When you branch a pipeline, you must add a transformation between the mapping input and the Joiner transformation in at least one branch of the pipeline. You must join sorted data and configure the Joiner transformation for sorted input.
For example, you have a source with the following ports:
- •Employee
- •Department
- •Total Sales
In the target, you want to view the employees who generated sales that were greater than the average sales for their departments. To do this, you create a mapping with the following transformations:
- •Sorter transformation. Sorts the data.
- •Sorted Aggregator transformation. Averages the sales data and group by department. When you perform this aggregation, you lose the data for individual employees. To maintain employee data, you must pass a branch of the pipeline to the Aggregator transformation and pass a branch with the same data to the Joiner transformation to maintain the original data. When you join both branches of the pipeline, you join the aggregated data with the original data.
- •Sorted Joiner transformation. Joins the sorted aggregated data with the original data.
- •Filter transformation. Compares the average sales data against sales data for each employee and filter out employees with less than above average sales.
- 1. Employees_West Source
- 2. Pipeline branch 1
- 3. Pipeline Branch 2
- 4. Sorted Joiner transformation
- 5. Filter out employees with less than above average sales
Joining two branches might decrease performance if the Joiner transformation receives data from one branch much later than the other branch. The Joiner transformation caches all the data from the first branch and writes the cache to disk if the cache fills. The Joiner transformation must then read the data from disk when it receives the data from the second branch.
Joining Two Instances of the Same Source
You can join data from the same source by creating a second instance of the source.
After you create the second source instance, you can join the pipelines from the two source instances. If you want to join unsorted data, you must create two instances of the same source and join the pipelines.
The following figure shows two instances of the same source joined with a Joiner transformation:
When you join two instances of the same source, the Data Integration Service reads the source data for each source instance.
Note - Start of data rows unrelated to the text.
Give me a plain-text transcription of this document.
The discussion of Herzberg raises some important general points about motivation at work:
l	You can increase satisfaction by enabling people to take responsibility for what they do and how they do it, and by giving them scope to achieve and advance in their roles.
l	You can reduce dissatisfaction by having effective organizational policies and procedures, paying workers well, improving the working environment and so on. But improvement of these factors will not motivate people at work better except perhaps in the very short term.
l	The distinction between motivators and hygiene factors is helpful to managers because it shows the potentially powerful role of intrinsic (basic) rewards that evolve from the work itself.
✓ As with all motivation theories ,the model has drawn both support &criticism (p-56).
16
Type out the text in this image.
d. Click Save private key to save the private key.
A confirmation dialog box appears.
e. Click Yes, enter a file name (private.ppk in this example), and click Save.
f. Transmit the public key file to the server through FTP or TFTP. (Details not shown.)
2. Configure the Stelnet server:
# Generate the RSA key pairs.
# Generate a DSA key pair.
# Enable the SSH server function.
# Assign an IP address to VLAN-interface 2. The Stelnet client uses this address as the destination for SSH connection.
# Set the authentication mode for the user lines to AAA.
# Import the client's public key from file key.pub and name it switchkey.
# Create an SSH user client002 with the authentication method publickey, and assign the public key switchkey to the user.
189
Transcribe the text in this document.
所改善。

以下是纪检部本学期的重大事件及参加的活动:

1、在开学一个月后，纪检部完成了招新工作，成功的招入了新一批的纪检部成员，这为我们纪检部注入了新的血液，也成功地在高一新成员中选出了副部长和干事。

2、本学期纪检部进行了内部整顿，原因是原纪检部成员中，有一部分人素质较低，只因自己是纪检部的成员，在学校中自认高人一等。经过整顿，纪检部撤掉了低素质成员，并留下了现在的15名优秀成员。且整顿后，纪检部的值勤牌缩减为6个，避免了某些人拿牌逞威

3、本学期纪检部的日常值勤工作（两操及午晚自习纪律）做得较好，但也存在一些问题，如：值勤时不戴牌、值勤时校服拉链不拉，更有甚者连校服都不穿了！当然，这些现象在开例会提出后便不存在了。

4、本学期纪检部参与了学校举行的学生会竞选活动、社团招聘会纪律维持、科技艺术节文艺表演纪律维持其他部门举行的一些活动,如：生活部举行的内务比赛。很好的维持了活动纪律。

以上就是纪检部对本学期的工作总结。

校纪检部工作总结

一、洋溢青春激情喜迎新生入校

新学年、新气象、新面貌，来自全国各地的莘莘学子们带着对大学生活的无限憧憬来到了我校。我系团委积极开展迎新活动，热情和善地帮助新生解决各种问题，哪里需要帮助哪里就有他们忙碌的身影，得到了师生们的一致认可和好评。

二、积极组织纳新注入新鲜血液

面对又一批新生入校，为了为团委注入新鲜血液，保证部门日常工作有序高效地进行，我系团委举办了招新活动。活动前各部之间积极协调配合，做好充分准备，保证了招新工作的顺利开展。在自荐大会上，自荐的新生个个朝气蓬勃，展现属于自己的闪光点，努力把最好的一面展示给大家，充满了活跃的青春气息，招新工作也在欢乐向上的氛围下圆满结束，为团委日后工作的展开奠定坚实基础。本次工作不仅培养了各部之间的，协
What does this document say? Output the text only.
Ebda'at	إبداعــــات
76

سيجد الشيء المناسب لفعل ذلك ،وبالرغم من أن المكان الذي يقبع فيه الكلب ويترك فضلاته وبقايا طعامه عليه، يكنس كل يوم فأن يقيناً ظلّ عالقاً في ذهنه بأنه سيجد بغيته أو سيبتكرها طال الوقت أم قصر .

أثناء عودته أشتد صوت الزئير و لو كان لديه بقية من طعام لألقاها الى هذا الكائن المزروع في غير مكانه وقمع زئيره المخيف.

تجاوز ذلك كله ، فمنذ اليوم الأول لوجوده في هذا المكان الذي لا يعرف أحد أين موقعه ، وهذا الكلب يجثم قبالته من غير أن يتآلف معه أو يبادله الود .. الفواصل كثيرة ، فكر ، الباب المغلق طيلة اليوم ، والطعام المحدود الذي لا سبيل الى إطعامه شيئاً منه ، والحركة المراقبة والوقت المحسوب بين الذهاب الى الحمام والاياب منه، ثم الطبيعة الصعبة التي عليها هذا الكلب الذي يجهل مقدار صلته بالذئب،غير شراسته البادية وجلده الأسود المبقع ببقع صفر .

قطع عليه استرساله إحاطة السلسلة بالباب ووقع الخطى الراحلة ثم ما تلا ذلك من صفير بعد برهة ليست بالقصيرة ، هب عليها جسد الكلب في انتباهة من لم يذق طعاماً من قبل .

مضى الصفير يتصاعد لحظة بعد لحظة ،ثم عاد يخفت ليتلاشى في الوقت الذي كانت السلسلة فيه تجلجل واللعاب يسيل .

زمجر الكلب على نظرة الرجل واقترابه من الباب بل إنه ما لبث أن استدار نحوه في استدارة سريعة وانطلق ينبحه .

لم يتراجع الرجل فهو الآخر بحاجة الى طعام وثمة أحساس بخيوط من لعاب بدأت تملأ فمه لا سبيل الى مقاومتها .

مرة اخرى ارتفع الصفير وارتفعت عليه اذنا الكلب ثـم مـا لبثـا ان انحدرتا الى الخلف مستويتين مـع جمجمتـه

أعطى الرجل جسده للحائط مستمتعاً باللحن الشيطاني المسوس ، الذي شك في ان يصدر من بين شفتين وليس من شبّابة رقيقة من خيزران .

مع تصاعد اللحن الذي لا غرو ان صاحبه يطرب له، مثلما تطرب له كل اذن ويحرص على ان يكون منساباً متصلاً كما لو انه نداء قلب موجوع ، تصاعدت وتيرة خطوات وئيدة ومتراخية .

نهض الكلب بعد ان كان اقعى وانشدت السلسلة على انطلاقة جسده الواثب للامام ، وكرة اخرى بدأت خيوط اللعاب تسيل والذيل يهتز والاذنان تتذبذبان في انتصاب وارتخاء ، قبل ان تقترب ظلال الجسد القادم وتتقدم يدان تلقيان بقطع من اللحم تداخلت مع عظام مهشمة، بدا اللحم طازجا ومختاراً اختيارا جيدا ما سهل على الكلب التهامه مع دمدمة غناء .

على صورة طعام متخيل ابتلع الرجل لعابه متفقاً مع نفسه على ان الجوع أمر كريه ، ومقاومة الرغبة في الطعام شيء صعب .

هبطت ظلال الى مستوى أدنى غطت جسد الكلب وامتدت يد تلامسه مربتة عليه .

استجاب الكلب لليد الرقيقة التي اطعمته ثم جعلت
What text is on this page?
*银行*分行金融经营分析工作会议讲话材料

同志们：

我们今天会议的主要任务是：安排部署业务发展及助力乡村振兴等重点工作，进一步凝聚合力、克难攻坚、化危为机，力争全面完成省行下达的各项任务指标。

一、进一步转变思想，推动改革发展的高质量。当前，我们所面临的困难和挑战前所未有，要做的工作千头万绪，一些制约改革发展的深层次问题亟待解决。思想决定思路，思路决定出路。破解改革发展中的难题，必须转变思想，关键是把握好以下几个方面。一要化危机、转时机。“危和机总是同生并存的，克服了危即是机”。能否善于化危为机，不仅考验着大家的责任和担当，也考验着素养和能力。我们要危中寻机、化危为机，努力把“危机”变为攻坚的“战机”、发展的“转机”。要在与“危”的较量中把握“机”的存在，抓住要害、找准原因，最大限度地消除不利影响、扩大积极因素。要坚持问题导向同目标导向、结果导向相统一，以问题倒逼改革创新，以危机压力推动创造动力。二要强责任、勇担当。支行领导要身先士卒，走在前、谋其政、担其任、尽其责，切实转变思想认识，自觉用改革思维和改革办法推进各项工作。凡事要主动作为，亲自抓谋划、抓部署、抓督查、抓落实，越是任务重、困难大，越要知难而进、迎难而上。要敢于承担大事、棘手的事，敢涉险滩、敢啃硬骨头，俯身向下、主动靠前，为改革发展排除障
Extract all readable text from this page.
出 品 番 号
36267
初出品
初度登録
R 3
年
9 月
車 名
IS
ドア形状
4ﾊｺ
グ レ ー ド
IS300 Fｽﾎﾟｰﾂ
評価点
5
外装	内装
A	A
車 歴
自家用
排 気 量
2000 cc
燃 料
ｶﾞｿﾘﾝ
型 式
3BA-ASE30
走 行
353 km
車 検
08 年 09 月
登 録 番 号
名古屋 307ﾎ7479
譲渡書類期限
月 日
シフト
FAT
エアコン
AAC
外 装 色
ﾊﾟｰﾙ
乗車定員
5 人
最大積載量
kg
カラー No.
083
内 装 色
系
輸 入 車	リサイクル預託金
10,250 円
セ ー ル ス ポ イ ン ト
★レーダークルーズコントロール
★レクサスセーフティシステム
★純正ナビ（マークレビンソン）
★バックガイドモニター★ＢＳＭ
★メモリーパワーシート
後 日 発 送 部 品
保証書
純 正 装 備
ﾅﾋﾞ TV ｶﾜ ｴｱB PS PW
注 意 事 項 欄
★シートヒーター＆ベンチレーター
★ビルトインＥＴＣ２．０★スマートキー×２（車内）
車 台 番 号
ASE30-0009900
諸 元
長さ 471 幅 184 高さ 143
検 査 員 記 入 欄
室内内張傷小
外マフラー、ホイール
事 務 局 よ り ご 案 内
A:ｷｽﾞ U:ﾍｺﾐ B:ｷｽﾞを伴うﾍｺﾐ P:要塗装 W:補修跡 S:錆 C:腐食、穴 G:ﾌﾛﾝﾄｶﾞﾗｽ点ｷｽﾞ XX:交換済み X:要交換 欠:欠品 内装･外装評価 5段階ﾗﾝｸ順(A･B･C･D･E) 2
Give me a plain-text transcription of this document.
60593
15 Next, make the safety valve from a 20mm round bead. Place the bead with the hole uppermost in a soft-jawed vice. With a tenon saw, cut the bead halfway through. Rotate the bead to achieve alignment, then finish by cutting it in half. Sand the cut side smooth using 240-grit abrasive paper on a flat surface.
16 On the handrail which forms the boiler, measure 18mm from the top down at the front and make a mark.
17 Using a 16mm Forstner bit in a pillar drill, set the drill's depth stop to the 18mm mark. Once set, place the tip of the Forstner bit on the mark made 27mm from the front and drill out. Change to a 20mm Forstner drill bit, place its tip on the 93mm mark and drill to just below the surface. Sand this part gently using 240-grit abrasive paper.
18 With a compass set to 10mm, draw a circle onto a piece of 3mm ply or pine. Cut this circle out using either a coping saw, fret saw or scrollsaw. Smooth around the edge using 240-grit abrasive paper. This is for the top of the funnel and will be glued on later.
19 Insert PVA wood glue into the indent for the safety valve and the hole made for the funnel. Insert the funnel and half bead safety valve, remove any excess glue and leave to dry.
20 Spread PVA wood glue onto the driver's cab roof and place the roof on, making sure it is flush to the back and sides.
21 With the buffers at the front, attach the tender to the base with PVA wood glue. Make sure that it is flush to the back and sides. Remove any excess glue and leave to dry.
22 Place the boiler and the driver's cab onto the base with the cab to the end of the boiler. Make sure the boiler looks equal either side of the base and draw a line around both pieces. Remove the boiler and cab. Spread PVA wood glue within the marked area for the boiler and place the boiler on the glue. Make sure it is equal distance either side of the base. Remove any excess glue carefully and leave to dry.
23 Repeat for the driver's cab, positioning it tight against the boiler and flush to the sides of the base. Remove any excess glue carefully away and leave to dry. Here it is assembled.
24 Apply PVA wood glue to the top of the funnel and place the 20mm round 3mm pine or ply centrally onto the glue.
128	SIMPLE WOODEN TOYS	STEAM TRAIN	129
Performance can be slower than joining two branches of a pipeline.
Guidelines for Joining Data from the Same Source
Certain guidelines apply when you decide whether to join branches of a pipeline or join two instances of a source.
Use the following guidelines when you decide whether to join branches of a pipeline or join two instances of a source:
- •Join two branches of a pipeline when you have a large source or if you can read the source data only once.
- •Join two branches of a pipeline when you use sorted data. If the source data is unsorted and you use a Sorter transformation to sort the data, branch the pipeline after you sort the data.
- •Join two instances of a source when you need to add a blocking transformation to the pipeline between the source and the Joiner transformation.
- •Join two instances of a source if one pipeline may process slower than the other pipeline.
- •Join two instances of a source if you need to join unsorted data.